1 - As organizações de trabalhadores e de empregadores deverão gozar de proteção adequada contra quaisquer atos de ingerência de umas em outras, quer diretamente, quer por meio de seus agentes ou membros, em sua formação, funcionamento e administração.

De igual modo, a Convenção OIT nº. 154, ratificada pelo Brasil por meio do Decreto Legislativo nº. 22/1992, com o firme propósito de incentivar o instrumento da negociação coletiva, disciplinou:

Artigo 5º

1. Deverão ser adotadas medidas adequadas às condições nacionais no estímulo à negociação coletiva.

2. As medidas a que se refere o parágrafo 1 deste artigo devem prover que: a) a negociação coletiva seja possibilitada a todos os empregadores e a todas as categorias de trabalhadores dos ramos de atividade a que se aplique a presente Convenção;

b) a negociação coletiva seja progressivamente estendida a todas as matérias a que se referem os anexos a), b) e c) do artigo 2 da presente Convenção;

c) seja estimulado o estabelecimento de normas de procedimento acordas entre as organizações de empregadores e as organizações de trabalhadores;

d) a negociação coletiva não seja impedida devido à inexistência ou ao caráter impróprio de tais normas;

e) os órgãos e os procedimentos de resolução dos conflitos trabalhistas sejam concedidos de tal maneira que possam contribuir para o estimulo à negociação coletiva.

No campo do Direito do Trabalho, pois, o instrumento da negociação coletiva é visto como o meio mais eficaz de solução de conflitos, por ser o mais legítimo apaziguador das inquietações que brotam do seio da relação capital x trabalho, na medida em que resulta na produção de regras instituídas pelos próprios atores envolvidos.

Por ser um instrumento que sobreleva a participação de todos, na formação da vontade coletiva, pode-se afirmar que é o mecanismo mais democrático na composição das questões de natureza trabalhista. Dito de outro modo, a exortação à negociação coletiva, materializada nos instrumentos coletivos, mais do que atender aos anseios de um Estado de Direito resulta na valorização do Estado Democrático de Direito.

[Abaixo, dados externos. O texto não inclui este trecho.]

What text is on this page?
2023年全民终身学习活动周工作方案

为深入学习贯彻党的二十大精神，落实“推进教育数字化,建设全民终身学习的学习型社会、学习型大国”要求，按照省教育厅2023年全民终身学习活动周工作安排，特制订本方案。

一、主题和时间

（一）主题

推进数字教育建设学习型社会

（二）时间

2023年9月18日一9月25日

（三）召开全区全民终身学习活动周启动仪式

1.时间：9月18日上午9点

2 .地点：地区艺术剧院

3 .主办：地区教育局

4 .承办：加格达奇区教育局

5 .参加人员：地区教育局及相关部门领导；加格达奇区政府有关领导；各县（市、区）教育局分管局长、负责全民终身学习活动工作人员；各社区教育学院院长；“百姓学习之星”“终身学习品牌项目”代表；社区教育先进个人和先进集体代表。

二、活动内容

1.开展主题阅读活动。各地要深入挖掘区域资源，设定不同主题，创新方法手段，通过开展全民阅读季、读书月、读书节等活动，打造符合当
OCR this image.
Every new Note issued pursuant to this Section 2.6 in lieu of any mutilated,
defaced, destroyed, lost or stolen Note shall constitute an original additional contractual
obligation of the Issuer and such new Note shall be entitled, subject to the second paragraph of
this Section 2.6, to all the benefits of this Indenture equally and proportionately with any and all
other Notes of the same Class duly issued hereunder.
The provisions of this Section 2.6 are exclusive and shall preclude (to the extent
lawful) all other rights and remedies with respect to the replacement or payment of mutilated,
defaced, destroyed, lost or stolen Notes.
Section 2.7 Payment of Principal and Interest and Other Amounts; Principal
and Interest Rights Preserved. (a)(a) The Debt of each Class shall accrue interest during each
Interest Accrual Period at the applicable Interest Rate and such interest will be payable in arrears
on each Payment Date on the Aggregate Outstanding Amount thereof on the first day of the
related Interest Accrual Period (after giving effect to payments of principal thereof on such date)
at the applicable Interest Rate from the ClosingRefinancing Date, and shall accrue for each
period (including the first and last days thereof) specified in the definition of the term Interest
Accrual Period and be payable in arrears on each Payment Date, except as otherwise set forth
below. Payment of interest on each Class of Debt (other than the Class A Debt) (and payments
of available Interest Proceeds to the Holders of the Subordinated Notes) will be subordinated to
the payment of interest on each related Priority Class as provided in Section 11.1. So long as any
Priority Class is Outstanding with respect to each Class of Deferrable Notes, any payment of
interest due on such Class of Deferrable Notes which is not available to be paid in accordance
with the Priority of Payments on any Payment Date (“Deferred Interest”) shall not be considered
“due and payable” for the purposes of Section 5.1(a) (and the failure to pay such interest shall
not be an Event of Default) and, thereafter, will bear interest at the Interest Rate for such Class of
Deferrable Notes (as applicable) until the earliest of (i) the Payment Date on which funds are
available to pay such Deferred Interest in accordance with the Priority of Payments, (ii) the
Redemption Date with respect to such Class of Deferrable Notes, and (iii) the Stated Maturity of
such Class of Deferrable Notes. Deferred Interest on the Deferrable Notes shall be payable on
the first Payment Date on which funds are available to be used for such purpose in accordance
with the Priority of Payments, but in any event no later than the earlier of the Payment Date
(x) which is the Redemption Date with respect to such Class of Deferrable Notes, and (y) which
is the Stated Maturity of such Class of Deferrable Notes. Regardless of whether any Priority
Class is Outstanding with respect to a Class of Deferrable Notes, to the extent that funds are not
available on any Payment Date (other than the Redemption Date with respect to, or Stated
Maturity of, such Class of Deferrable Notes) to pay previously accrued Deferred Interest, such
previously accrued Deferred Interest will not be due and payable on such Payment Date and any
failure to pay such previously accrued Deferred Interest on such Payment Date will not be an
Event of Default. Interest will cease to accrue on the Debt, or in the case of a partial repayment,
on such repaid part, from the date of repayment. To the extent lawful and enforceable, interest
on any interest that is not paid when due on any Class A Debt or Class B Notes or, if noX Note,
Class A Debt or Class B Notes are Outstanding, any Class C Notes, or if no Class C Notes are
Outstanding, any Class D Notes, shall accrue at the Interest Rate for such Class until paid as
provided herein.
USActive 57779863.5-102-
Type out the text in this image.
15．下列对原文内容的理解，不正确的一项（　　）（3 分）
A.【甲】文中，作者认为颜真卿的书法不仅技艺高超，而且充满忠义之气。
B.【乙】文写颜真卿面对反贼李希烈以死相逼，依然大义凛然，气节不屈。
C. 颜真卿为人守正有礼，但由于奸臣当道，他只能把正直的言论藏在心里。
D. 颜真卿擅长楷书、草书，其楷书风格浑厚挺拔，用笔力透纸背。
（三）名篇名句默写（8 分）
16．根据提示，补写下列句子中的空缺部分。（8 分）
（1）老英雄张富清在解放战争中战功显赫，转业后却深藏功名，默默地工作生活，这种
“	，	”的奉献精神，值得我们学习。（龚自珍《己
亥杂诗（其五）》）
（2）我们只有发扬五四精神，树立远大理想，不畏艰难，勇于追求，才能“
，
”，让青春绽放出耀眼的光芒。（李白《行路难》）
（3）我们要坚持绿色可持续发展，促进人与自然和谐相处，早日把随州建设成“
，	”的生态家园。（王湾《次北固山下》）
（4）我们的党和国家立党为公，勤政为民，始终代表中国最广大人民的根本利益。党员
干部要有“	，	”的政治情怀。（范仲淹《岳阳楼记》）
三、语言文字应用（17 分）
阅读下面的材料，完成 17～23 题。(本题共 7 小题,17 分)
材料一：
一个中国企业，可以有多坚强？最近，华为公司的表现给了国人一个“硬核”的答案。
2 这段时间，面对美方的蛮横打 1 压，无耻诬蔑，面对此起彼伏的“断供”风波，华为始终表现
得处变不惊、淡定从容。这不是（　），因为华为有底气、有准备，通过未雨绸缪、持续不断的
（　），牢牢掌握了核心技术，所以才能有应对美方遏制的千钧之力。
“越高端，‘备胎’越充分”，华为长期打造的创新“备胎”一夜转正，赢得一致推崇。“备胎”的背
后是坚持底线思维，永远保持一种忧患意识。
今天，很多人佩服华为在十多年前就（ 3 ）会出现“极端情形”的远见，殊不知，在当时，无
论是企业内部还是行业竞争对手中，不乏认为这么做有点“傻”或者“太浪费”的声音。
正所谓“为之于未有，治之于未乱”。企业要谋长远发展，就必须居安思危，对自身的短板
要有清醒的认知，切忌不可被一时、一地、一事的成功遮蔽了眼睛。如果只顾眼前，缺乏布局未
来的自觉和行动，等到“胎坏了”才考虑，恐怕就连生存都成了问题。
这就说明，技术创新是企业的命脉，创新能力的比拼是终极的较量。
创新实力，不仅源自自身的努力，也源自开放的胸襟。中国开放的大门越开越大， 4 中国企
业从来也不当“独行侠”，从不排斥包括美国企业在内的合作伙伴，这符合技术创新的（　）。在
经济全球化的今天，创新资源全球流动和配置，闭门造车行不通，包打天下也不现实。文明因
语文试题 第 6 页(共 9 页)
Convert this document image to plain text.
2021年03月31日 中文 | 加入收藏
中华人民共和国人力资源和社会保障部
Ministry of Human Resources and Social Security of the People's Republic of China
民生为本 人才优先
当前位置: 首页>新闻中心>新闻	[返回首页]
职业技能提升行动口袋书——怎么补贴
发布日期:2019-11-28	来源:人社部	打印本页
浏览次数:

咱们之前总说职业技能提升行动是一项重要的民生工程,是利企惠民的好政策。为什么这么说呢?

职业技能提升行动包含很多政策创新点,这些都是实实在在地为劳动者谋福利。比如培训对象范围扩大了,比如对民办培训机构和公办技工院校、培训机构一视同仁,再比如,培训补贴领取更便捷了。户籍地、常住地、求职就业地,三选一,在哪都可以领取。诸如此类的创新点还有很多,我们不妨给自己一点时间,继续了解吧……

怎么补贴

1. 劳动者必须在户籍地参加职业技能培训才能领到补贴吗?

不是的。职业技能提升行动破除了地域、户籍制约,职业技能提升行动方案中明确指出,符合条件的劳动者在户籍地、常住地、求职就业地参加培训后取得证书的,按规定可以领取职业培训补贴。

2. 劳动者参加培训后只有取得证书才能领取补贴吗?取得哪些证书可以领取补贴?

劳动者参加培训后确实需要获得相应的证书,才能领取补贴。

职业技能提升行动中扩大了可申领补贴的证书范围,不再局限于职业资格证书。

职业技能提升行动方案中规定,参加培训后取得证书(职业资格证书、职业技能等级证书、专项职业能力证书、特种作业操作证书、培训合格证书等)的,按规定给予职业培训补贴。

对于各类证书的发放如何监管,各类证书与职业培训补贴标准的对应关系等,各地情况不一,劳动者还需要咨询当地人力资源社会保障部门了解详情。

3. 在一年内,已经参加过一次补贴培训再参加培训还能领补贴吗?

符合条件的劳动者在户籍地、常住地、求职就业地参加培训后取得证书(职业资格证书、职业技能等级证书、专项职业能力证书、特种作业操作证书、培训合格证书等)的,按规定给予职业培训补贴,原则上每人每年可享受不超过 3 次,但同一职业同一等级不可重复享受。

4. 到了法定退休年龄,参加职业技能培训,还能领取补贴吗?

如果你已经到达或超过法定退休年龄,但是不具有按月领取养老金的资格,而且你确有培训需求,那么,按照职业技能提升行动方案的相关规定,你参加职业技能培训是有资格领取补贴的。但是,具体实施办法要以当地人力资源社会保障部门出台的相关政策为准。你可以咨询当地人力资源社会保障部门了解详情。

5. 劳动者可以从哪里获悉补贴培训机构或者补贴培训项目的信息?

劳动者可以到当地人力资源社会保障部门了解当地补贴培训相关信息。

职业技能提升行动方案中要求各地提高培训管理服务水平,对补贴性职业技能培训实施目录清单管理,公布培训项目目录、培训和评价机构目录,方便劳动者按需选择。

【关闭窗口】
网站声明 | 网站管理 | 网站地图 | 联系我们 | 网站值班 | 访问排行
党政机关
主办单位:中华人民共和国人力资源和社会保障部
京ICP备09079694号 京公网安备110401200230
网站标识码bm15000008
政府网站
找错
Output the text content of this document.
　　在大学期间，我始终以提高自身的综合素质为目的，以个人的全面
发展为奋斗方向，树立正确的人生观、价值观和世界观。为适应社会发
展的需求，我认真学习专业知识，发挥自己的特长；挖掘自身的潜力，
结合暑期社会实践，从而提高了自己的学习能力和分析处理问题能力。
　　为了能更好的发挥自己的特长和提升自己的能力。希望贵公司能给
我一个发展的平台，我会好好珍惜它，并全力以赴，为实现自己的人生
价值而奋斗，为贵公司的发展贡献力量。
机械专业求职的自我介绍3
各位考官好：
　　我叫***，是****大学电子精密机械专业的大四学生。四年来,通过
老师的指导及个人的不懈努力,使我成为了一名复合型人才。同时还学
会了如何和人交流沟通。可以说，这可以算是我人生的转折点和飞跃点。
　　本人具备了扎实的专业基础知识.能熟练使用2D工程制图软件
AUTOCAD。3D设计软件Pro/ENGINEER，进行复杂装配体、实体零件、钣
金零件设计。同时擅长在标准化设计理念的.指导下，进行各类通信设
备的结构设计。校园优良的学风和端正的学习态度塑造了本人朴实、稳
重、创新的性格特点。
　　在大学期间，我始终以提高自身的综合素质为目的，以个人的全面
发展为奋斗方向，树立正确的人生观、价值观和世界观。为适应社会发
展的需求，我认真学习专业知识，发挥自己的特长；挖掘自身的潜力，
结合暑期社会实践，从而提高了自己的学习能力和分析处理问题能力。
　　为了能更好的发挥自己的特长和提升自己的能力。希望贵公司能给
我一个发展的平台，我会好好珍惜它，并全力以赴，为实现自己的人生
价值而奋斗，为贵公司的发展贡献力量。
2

Esse é um caminho a ser cada vez mais pavimentado, iluminado e assimilado pelos estudiosos do Direito do Trabalho, a inspirar até mesmo a defesa de uma reforma ainda mais profunda na organização sindical brasileira, que tem esteio em um tripé originário da base do sindicalismo italiano, formado sob a égide de um regime ainda ditatorial e, por isso, subvencionado pelo Estado e sob a interferência direta deste.

A unicidade sindical, a divisão por categoria profissional e o imposto sindical, desde a sua origem, formaram a base em que esteve assentada a estrutura sindical no Brasil. A reforma trabalhista inaugurada pela Lei nº. 13.467/2017 suprimiu um desses pilares – o imposto sindical, mas não avançou sobre os demais.

Isso, entretanto, não representou uma redução do poder das entidades sindicais, como defendem alguns, em verdade, prestou-se a uma separação ainda maior das estruturas dessas entidades do poder estatal, mas este aspecto será mais pormenorizadamente tratado em capítulo posterior.